Sequestration nears as Congress goes on vacation

      Time is running out for the White House and congressional lawmakers to avoid sequestration cuts, which are scheduled to begin at the beginning of next month. As March nears, lawmakers are not hard at work - they are on vacation. The time off is not sitting well with many federal workers whose financial welfare could in jeopardy.

      By all appearances, lawmakers in Washington aren't too worried about the $1 trillion in cuts that are set to go in place in less than two weeks. The president spent the weekend golfing with Tiger Woods in Florida, Congress is on a ten-day vacation, and the halls of the Capitol building are empty.

      Many citizens are worried about the impact of sequestration, like Amanda Farrell, who's already seen changes in her hometown of Norfolk.

      "It kind of feels like they're out of touch," she says. "We've got problems with the economy to begin with and now you're talking about devastating some communities. They're talking about shutting down our ship yards and cutting back on the military.

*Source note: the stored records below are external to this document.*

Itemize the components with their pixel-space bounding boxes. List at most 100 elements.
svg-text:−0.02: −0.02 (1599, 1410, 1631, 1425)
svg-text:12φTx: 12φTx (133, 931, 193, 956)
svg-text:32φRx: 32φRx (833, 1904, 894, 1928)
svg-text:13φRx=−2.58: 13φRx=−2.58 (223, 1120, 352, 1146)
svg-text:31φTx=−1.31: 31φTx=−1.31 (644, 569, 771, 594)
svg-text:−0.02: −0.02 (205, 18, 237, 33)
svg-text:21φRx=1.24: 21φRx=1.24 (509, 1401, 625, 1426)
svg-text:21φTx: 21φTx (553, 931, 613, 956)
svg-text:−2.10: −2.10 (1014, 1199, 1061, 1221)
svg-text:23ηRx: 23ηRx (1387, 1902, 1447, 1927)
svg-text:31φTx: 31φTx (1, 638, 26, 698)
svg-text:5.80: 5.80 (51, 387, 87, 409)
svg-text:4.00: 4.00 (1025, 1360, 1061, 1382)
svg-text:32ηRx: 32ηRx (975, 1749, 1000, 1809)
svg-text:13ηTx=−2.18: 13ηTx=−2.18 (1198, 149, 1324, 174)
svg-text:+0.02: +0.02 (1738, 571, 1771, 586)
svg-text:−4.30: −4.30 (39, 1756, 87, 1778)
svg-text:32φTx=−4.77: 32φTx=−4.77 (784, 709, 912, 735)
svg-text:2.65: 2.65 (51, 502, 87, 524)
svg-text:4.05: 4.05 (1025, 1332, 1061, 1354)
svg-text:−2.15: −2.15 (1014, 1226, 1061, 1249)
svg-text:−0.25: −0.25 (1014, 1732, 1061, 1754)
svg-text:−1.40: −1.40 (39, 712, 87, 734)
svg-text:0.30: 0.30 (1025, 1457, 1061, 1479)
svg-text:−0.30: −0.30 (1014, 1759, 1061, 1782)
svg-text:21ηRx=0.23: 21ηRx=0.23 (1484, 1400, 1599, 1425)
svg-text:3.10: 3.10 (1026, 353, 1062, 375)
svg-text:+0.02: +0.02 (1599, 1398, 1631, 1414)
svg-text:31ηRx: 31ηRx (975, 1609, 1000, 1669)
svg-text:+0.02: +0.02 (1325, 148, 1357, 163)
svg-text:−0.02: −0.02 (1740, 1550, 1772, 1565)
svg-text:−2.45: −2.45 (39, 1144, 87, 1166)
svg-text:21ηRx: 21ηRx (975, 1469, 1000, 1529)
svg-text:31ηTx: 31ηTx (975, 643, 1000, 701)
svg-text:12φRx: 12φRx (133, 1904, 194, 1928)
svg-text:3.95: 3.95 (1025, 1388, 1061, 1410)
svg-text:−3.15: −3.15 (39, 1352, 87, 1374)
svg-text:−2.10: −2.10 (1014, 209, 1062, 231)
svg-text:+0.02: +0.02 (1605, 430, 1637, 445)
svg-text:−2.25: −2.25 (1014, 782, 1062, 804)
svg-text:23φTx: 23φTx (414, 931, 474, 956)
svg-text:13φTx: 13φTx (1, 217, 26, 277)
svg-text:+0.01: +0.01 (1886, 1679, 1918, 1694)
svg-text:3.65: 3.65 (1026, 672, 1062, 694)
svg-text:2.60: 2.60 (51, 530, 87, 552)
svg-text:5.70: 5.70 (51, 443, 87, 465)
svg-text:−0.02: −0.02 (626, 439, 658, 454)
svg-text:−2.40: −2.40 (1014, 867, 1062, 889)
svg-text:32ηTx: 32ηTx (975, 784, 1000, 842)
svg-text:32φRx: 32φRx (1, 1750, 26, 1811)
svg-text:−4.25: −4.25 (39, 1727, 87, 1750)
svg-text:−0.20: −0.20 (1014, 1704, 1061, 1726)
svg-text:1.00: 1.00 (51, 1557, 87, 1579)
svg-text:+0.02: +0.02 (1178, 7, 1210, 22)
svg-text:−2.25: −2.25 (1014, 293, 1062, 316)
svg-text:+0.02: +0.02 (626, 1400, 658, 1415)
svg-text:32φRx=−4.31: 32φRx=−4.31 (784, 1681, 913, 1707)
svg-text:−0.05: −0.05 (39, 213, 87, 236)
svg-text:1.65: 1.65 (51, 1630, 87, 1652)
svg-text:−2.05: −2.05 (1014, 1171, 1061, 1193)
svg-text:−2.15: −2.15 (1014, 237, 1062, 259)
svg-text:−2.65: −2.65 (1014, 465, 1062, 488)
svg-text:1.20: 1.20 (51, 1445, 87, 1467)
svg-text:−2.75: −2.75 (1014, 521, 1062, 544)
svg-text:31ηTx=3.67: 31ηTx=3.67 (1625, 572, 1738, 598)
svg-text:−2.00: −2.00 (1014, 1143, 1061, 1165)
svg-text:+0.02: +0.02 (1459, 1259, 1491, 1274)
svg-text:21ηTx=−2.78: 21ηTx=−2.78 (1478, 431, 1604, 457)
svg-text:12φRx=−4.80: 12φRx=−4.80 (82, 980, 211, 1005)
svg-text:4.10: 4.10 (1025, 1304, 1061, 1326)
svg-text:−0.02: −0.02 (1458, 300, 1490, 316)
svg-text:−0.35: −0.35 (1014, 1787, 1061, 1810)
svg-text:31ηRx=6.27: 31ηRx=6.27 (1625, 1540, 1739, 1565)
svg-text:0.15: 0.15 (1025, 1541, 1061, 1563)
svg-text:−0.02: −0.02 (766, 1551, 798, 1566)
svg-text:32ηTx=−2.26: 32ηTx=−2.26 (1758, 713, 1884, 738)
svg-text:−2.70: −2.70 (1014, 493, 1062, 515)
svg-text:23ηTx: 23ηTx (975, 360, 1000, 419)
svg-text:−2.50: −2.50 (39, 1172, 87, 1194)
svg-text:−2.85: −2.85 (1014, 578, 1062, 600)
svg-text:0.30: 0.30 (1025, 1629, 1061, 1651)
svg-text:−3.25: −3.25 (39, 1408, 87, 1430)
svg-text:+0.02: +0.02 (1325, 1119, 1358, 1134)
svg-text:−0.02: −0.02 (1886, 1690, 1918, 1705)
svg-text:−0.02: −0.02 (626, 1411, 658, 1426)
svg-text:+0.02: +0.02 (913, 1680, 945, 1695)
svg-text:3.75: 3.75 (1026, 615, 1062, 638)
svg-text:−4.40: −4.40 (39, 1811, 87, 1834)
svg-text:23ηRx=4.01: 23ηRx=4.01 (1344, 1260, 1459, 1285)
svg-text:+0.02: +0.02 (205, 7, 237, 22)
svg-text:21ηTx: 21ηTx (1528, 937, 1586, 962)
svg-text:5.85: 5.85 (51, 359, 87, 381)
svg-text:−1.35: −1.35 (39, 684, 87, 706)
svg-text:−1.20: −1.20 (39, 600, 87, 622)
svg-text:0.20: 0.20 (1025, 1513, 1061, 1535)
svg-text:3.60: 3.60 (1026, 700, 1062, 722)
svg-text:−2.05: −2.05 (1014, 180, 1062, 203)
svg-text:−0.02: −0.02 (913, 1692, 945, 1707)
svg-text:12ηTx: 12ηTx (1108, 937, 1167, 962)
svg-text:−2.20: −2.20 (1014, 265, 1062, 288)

I mean Norfolk, that's our livelihood."

      Sequestration calls for $1.2 trillion in cuts starting March 1, $85 billion of them in 2013 alone.

      "It kills me when some politician is like 'I'm just like you.' No, you're not," says Alicia Salcedo Baez.

      With possibly tens of thousands of people losing their jobs as a result of the cutbacks, many can't believe lawmakers aren't in town to work on a deal.